What each party actually does
Lender
- Holds capital and provides the loan.
- Underwrites the application against its own criteria.
- Owns the legal charge on your property.
- Manages the mortgage account for the full term.
- Operates under FCA permissions to lend (regulated by FCA + PRA for deposit-takers).
Credit broker (mortgage broker)
- Sources products from a panel of lenders (whole-of-market or restricted panel).
- Recommends suitable products based on your criteria.
- Submits the application and chases through to offer.
- Holds no money — never the lender of record.
- Operates under FCA 'credit broking' / 'mortgage mediation' permissions.
Why the distinction matters in practice
- Specialist lenders are broker-only. Pepper Money, Vida, Kensington, Precise, Bluestone, Together, Foundation, Landbay, Paragon — all distribute through brokers only. If you have adverse credit, expat status, complex income or specialist property, going direct to your bank misses the lenders that would actually approve you.
- Whole-of-market vs single lender. Your bank shows you their products only. A whole-of-market broker compares 90+ lenders. Even within mainstream pricing, the best rate moves between lenders weekly.
- Procuration fees are baked in. Lenders pay brokers 0.30%–0.40% commission regardless of whether you used a broker or applied direct. Going direct doesn't save you money.

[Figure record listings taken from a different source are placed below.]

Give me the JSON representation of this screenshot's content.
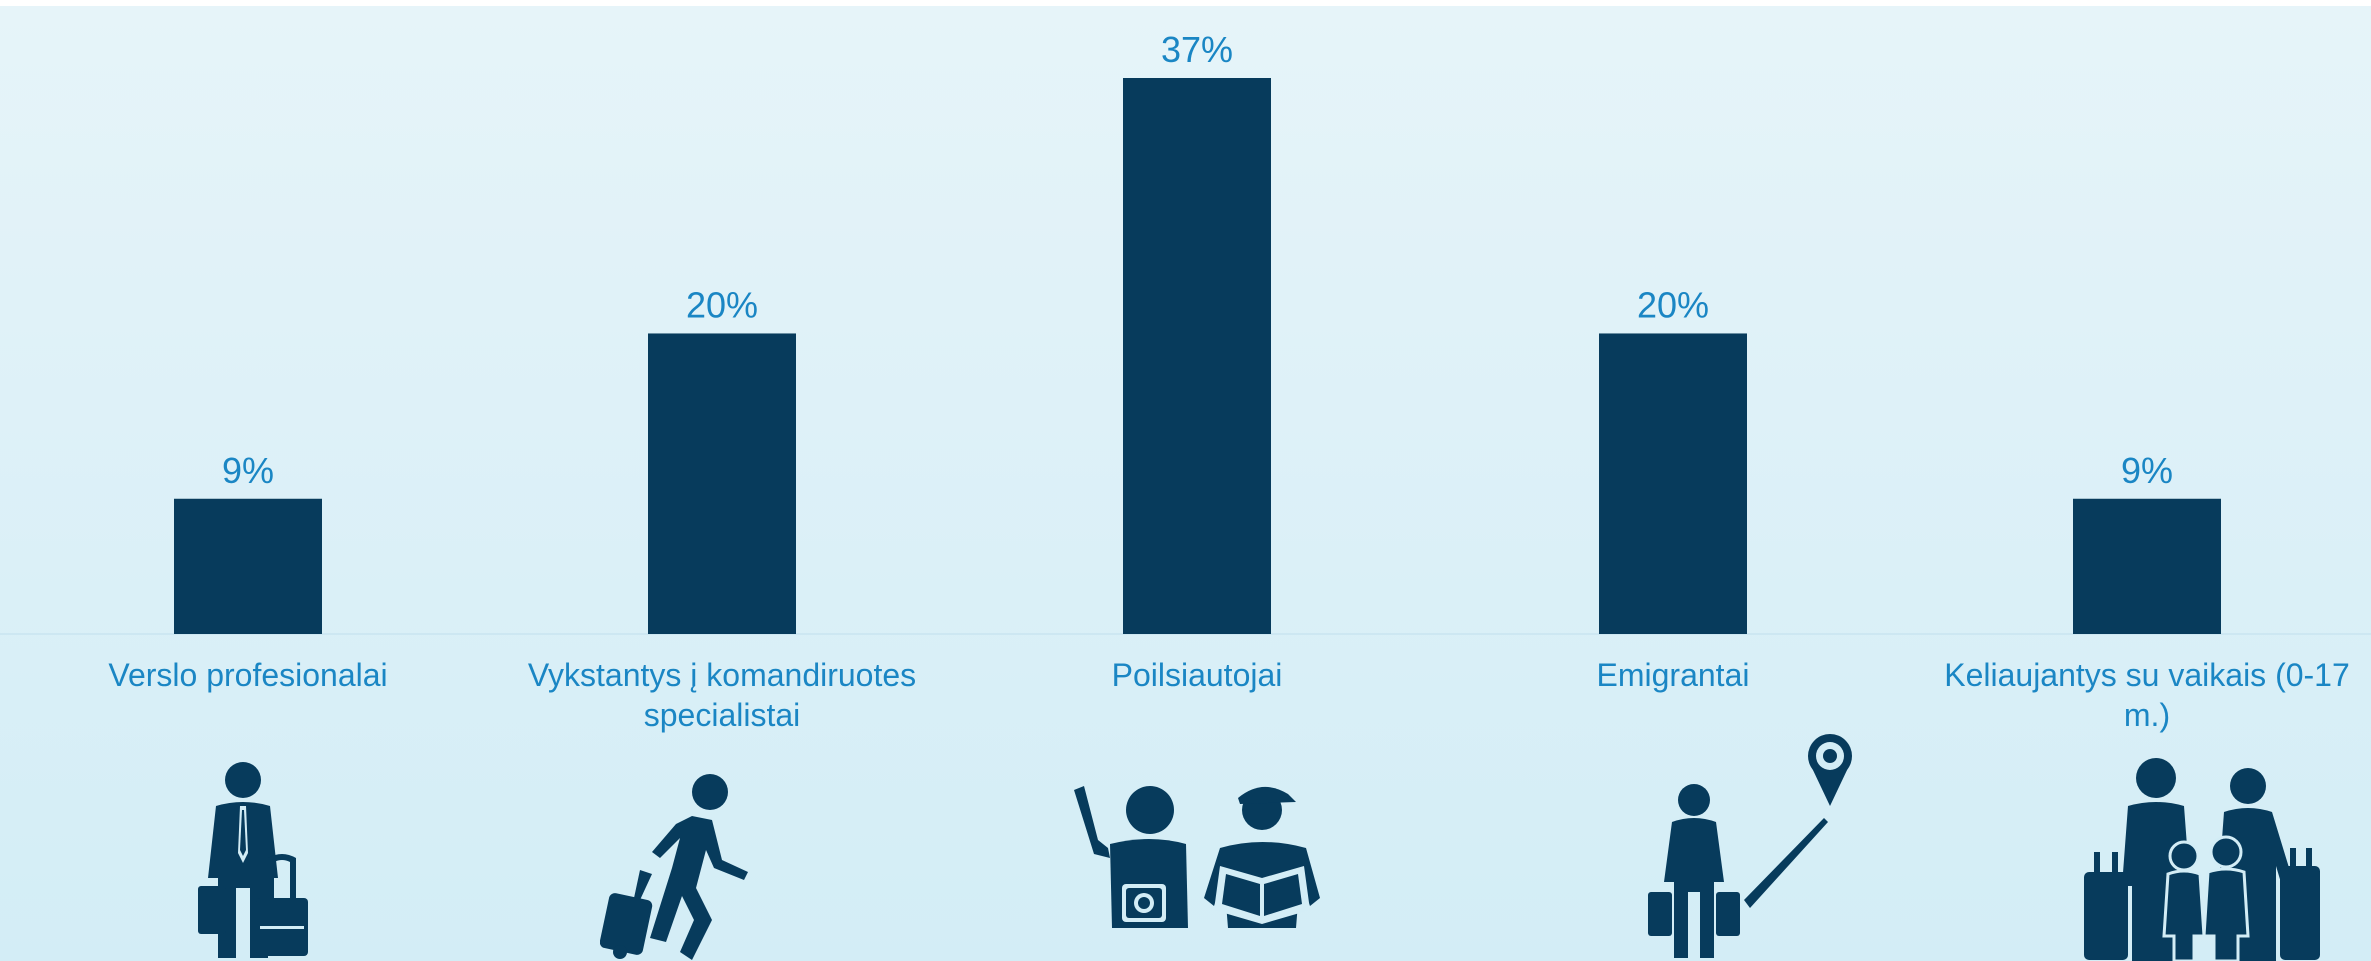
{
  "chart_data": {
    "type": "bar",
    "categories": [
      "Verslo profesionalai",
      "Vykstantys į komandiruotes specialistai",
      "Poilsiautojai",
      "Emigrantai",
      "Keliaujantys su vaikais (0-17 m.)"
    ],
    "values": [
      9,
      20,
      37,
      20,
      9
    ],
    "value_labels": [
      "9%",
      "20%",
      "37%",
      "20%",
      "9%"
    ],
    "unit": "%",
    "ylim": [
      0,
      37
    ],
    "grid": false,
    "legend": "none",
    "colors": {
      "bar": "#073b5c",
      "label": "#1a86c4",
      "icon": "#073b5c"
    }
  },
  "icons": [
    "business-traveler-icon",
    "walking-traveler-icon",
    "tourists-icon",
    "emigrant-icon",
    "family-travel-icon"
  ]
}
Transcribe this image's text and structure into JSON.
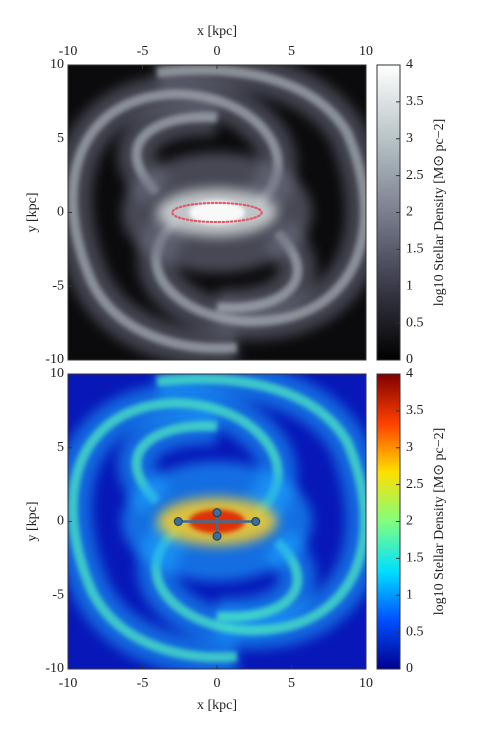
{
  "chart_data": [
    {
      "type": "heatmap",
      "x_label": "x [kpc]",
      "y_label": "y [kpc]",
      "xaxis_position": "top",
      "xlim": [
        -10,
        10
      ],
      "ylim": [
        -10,
        10
      ],
      "xticks": [
        -10,
        -5,
        0,
        5,
        10
      ],
      "yticks": [
        -10,
        -5,
        0,
        5,
        10
      ],
      "colorbar": {
        "label": "log10 Stellar Density [M⊙ pc−2]",
        "colormap": "gray",
        "lim": [
          0,
          4
        ],
        "ticks": [
          0,
          0.5,
          1,
          1.5,
          2,
          2.5,
          3,
          3.5,
          4
        ]
      },
      "ellipse": {
        "center_x": 0,
        "center_y": 0,
        "semi_major": 3,
        "semi_minor": 0.65,
        "color": "#e05a6a"
      }
    },
    {
      "type": "heatmap",
      "x_label": "x [kpc]",
      "y_label": "y [kpc]",
      "xaxis_position": "bottom",
      "xlim": [
        -10,
        10
      ],
      "ylim": [
        -10,
        10
      ],
      "xticks": [
        -10,
        -5,
        0,
        5,
        10
      ],
      "yticks": [
        -10,
        -5,
        0,
        5,
        10
      ],
      "colorbar": {
        "label": "log10 Stellar Density [M⊙ pc−2]",
        "colormap": "jet",
        "lim": [
          0,
          4
        ],
        "ticks": [
          0,
          0.5,
          1,
          1.5,
          2,
          2.5,
          3,
          3.5,
          4
        ]
      },
      "markers": {
        "x": [
          -2.6,
          2.6,
          0,
          0
        ],
        "y": [
          0,
          0,
          0.6,
          -1.0
        ],
        "color": "#3a6f9a"
      }
    }
  ]
}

Hybrid firms — broker and lender
Some UK firms hold both permissions:
- Habito — primarily broker, also originates Habito One products.
- Trussle / Mojo — broker only.
- L&C Mortgages — broker only.
- High-street banks (Halifax, Barclays, etc) — lender direct, occasionally use third-party brokers for specialist segments.
Always check the FCA Register (register.fca.org.uk) for a firm's exact permissions and any restrictions.
When going direct to a lender makes sense
- Product transfer with your existing lender — they typically offer a 'loyalty' rate via their direct channel.
- You're absolutely certain your bank has the best rate for your profile (rare).
- Your situation is very simple (employed, clean credit, mainstream property) and you want to avoid broker fees.
- You've already worked with a broker to confirm the bank is competitive.
When using a broker is essential
- Adverse credit (defaults, CCJs, IVAs, bankruptcies).
- Self-employed with complex income.
- Contractors, day-rate workers.
- Expats and foreign nationals.
- Buy-to-let portfolios (4+ properties triggers PRA portfolio rules).
- HMO, holiday let, semi-commercial.
- Limited company SPV structures.
- Complex affordability (multiple income sources, bonuses, dividends).
- First-time buyers needing 5.5×+ income multiples.
- Anyone outside the absolute mainstream.
FCA regulation — who covers what
- Lenders: regulated by FCA + PRA (banks) or FCA only (non-bank lenders).
- Brokers: regulated by FCA under credit broking / mortgage mediation permissions.
- Both must comply with FCA Conduct of Business rules (MCOB for mortgages).
- Both must provide clear fee disclosure, give suitable advice, and treat customers fairly.
- Both come under the Financial Ombudsman Service if you complain.
Pros
- Lender direct = simpler chain, single point of contact.
- Broker = access to whole market, specialist lenders, complex case expertise.
- Procuration fees mean broker access is usually free to you.
- Hybrid firms can combine flexibility of broker with own products.
- FCA regulates both, with FOS recourse for either.
Cons
- Going direct misses 90%+ of the UK lender market.
- Specialist lenders won't accept direct applications.
- Broker fees can add £500–£1,500 for complex cases.
- Single-bank applications fail more often without backup options.
- Panel-restricted brokers may not be genuinely whole-of-market.